The slag cement has the advantages of low heat of hydration, high strength at the later stage, inhibition of alkali aggregate reaction, and resistance to sulfate corrosion. It has been used in a large number of projects. When producing slag cement, the slag is less abrasive than the clinker. So the best active particle size cannot be achieved during common grinding, and separate grinding will cause a lot of energy consumption, so it is used in the grinding process. Grinding aid to reduce grinding energy consumption and improve cement performance.
Triethanolamine (TEA) and Triisopropanolamine (TIPA), as the main components of commonly used grinding aids, have a strong polarity, which can reduce the free energy on the surface of cement particles, prevent particle agglomeration, and increase particles. The specific surface area can also accelerate the hydration rate of clinker minerals. So how does slag cement behave under the action of TEA and TIPA?
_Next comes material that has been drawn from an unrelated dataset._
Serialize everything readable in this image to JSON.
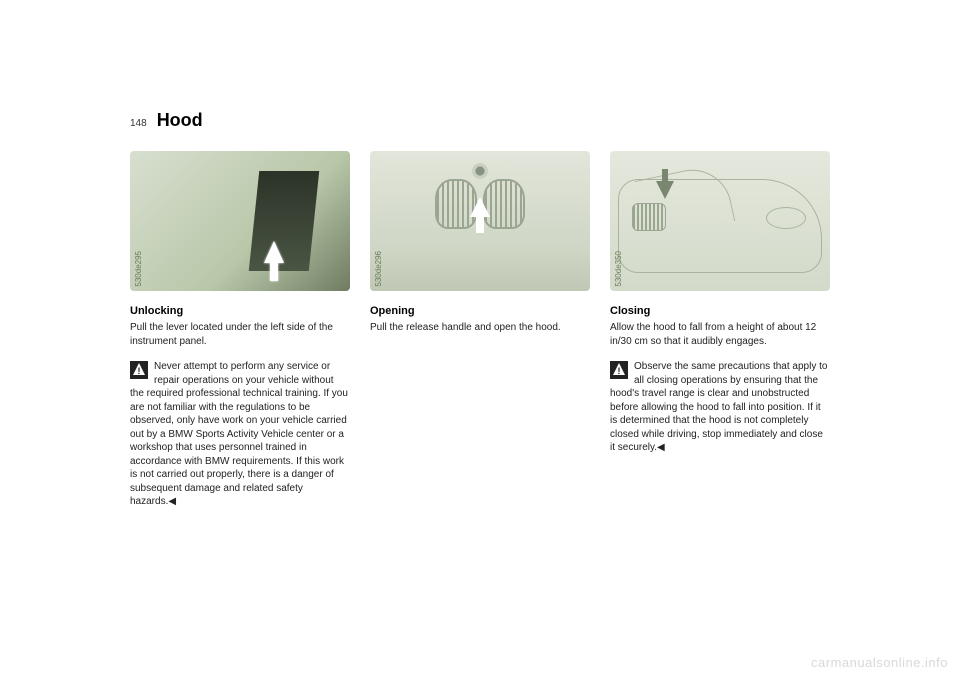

(1) Both TEA and TIPA can reduce the fineness of slag cement, increase the specific surface area, increase the content of fine particles, and increase the water demand of the cement, but the effect on the setting time is small.
(2) TEA and TIPA significantly enhance the strength of slag cement. The strength of slag cement increases with the increase in the amount of grinding aids. The 28d compressive strength of cement with 0.05% TIPA can increase by 5. 58MPa. The strengthening effect of TIPA on slag cement is significantly better than TEA.
(3) Under the action of TEA and TIPA, the hydration rate of slag cement is accelerated, and the types of hydration products are unchanged, but the number is increased and the crystallinity is better. These hydration products are cross-linked to form a more dense structure.